Over the decade and more of work experience, his track record was excellent barring the unpleasant exit from multinational politics. He had left that behind and moved on with the new company that had offered him a challenge and opportunity to regrow his self-esteem. Driving a mean timeline, he had brought change that appeared difficult, and also created new avenues for growth. The company attempted to retain him but greener pastures beckoned him; he had left with bridges intact, the company also treating him well during the short notice period.
The surprise call from his ex-manager was to seek information on the last project he had worked upon which was well received as the strategy forward; the caller also requested two days of time in the coming weeks to travel abroad for a strategic presentation which would help in reinforcing the decision. He very much wanted to help his friend and now mentor; he also knew that he will have to take permission from his current company and manager to travel on behalf of his earlier company; so he promised to check and revert.

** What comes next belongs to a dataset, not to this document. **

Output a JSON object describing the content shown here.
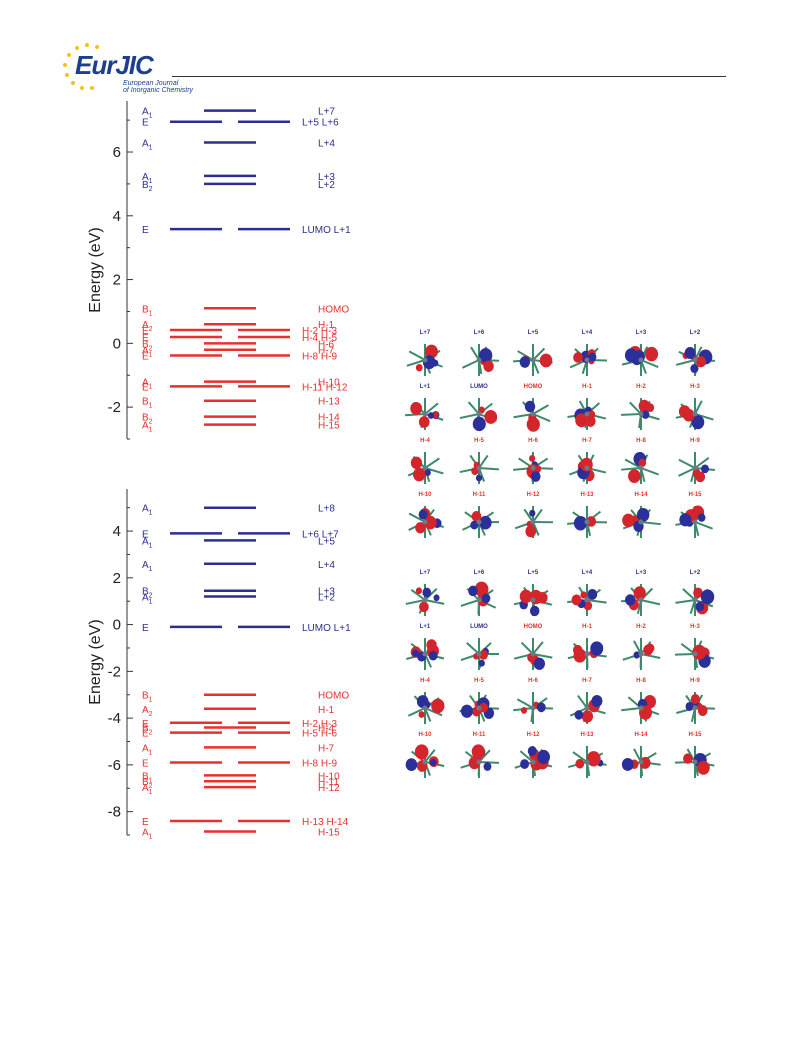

Tentatively he broached the subject with his CEO, outlining the request and his desire to acquiesce; in the two months that he had spent in the new entity, he had been quick to fit into the team and role while demonstrating his skills as a people’s person in his team. The agenda for the year was charted out and required his unwavering dedication and attention to execution. The CEO looked at his face which implored a positive decision and granted permission to travel; he realized the value his new hire could create even for his company.

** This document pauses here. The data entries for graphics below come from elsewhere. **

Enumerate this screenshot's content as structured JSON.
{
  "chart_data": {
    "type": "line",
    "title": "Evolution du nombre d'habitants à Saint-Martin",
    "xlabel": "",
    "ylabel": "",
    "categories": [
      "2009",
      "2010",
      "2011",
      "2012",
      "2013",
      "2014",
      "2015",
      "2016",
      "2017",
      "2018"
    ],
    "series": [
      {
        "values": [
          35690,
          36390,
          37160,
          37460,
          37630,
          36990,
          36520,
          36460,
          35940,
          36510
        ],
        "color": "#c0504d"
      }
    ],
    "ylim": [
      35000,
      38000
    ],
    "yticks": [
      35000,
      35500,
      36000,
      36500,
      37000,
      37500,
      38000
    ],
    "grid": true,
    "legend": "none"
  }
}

The CXO had had a miserable time in his last few months in the role; unable to manage the growing political patronage across functions, he was unable to compromise his professional pride and bend to the now omnipresent sycophancy. Barring his team and a few who had felt the difference he had brought to the enterprise, no one shed tears when he left. The traditional farewell party was held with the usual speeches and gift, which had most people wanting to leave as soon as possible without looking rude.
He faded away while he did leave a legacy that became evident after few years when practitioners of servility unable to survive the pressure had been eased out of the company. For the company the resultant setback was difficult to manage; they had incinerated the bridge that binds an ex-employee to the company where high performers spend a large portion of life devoting time, energy, sweat and blood to not just do a job, but build a legacy. Two years later, this continues to haunt the company with suboptimal performance with resultant impact on shareholder value.

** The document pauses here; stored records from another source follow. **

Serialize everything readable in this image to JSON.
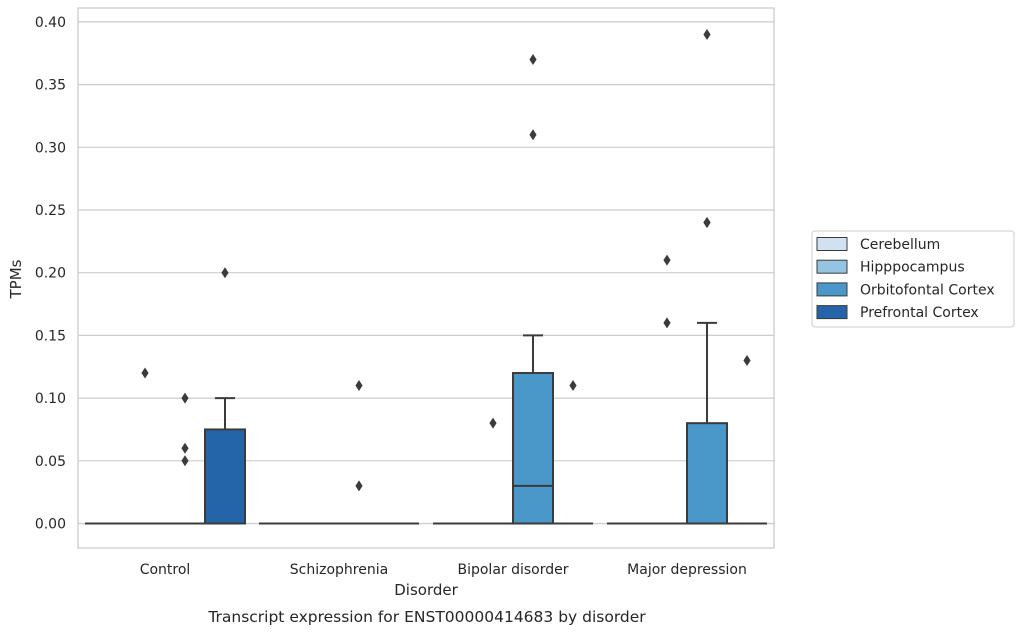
{
  "chart_data": {
    "type": "box",
    "caption": "Transcript expression for ENST00000414683 by disorder",
    "xlabel": "Disorder",
    "ylabel": "TPMs",
    "ylim": [
      -0.02,
      0.41
    ],
    "yticks": [
      0.0,
      0.05,
      0.1,
      0.15,
      0.2,
      0.25,
      0.3,
      0.35,
      0.4
    ],
    "ytick_labels": [
      "0.00",
      "0.05",
      "0.10",
      "0.15",
      "0.20",
      "0.25",
      "0.30",
      "0.35",
      "0.40"
    ],
    "grid": "horizontal",
    "legend_position": "right",
    "categories": [
      "Control",
      "Schizophrenia",
      "Bipolar disorder",
      "Major depression"
    ],
    "series": [
      {
        "name": "Cerebellum",
        "color": "#d0e1f2",
        "boxes": [
          {
            "q1": 0,
            "median": 0,
            "q3": 0,
            "whisker_low": 0,
            "whisker_high": 0,
            "outliers": []
          },
          {
            "q1": 0,
            "median": 0,
            "q3": 0,
            "whisker_low": 0,
            "whisker_high": 0,
            "outliers": []
          },
          {
            "q1": 0,
            "median": 0,
            "q3": 0,
            "whisker_low": 0,
            "whisker_high": 0,
            "outliers": []
          },
          {
            "q1": 0,
            "median": 0,
            "q3": 0,
            "whisker_low": 0,
            "whisker_high": 0,
            "outliers": []
          }
        ]
      },
      {
        "name": "Hipppocampus",
        "color": "#94c4df",
        "boxes": [
          {
            "q1": 0,
            "median": 0,
            "q3": 0,
            "whisker_low": 0,
            "whisker_high": 0,
            "outliers": [
              0.12
            ]
          },
          {
            "q1": 0,
            "median": 0,
            "q3": 0,
            "whisker_low": 0,
            "whisker_high": 0,
            "outliers": []
          },
          {
            "q1": 0,
            "median": 0,
            "q3": 0,
            "whisker_low": 0,
            "whisker_high": 0,
            "outliers": [
              0.08
            ]
          },
          {
            "q1": 0,
            "median": 0,
            "q3": 0,
            "whisker_low": 0,
            "whisker_high": 0,
            "outliers": [
              0.21,
              0.16
            ]
          }
        ]
      },
      {
        "name": "Orbitofontal Cortex",
        "color": "#4a98c9",
        "boxes": [
          {
            "q1": 0,
            "median": 0,
            "q3": 0,
            "whisker_low": 0,
            "whisker_high": 0,
            "outliers": [
              0.1,
              0.06,
              0.05
            ]
          },
          {
            "q1": 0,
            "median": 0,
            "q3": 0,
            "whisker_low": 0,
            "whisker_high": 0,
            "outliers": [
              0.11,
              0.03
            ]
          },
          {
            "q1": 0,
            "median": 0.03,
            "q3": 0.12,
            "whisker_low": 0,
            "whisker_high": 0.15,
            "outliers": [
              0.37,
              0.31
            ]
          },
          {
            "q1": 0,
            "median": 0,
            "q3": 0.08,
            "whisker_low": 0,
            "whisker_high": 0.16,
            "outliers": [
              0.39,
              0.24,
              0.24
            ]
          }
        ]
      },
      {
        "name": "Prefrontal Cortex",
        "color": "#2464a8",
        "boxes": [
          {
            "q1": 0,
            "median": 0,
            "q3": 0.075,
            "whisker_low": 0,
            "whisker_high": 0.1,
            "outliers": [
              0.2
            ]
          },
          {
            "q1": 0,
            "median": 0,
            "q3": 0,
            "whisker_low": 0,
            "whisker_high": 0,
            "outliers": []
          },
          {
            "q1": 0,
            "median": 0,
            "q3": 0,
            "whisker_low": 0,
            "whisker_high": 0,
            "outliers": [
              0.11
            ]
          },
          {
            "q1": 0,
            "median": 0,
            "q3": 0,
            "whisker_low": 0,
            "whisker_high": 0,
            "outliers": [
              0.13
            ]
          }
        ]
      }
    ]
  }
}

Even if the second company had to approach the CXO to assist with their woes, it is highly improbable that he would have accepted the offer. There was no emotional connect, no binding force that would have triggered a thought to help a company which had treated him with ignominy during the last few months and subsequent notice period. The clean break by the CXO closed any avenues that anyone could have explored. In a soft mood he was tempted to reach out; he inquired with other ex-colleagues only to be firmly advised against it.
To create and sustain goodwill, it requires equal effort on part of the departing employee as well as the enterprise; enterprise culture determines in large part the behavior of HR and Managers on how they treat past employees. Some alumni groups on the internet and social media portray a scary picture of such enterprises dissuading potential talent to explore opportunities. I believe that the onus to a large extent lies on enterprise to create brand ambassadors by spreading good will to attract and retain their most valued assets.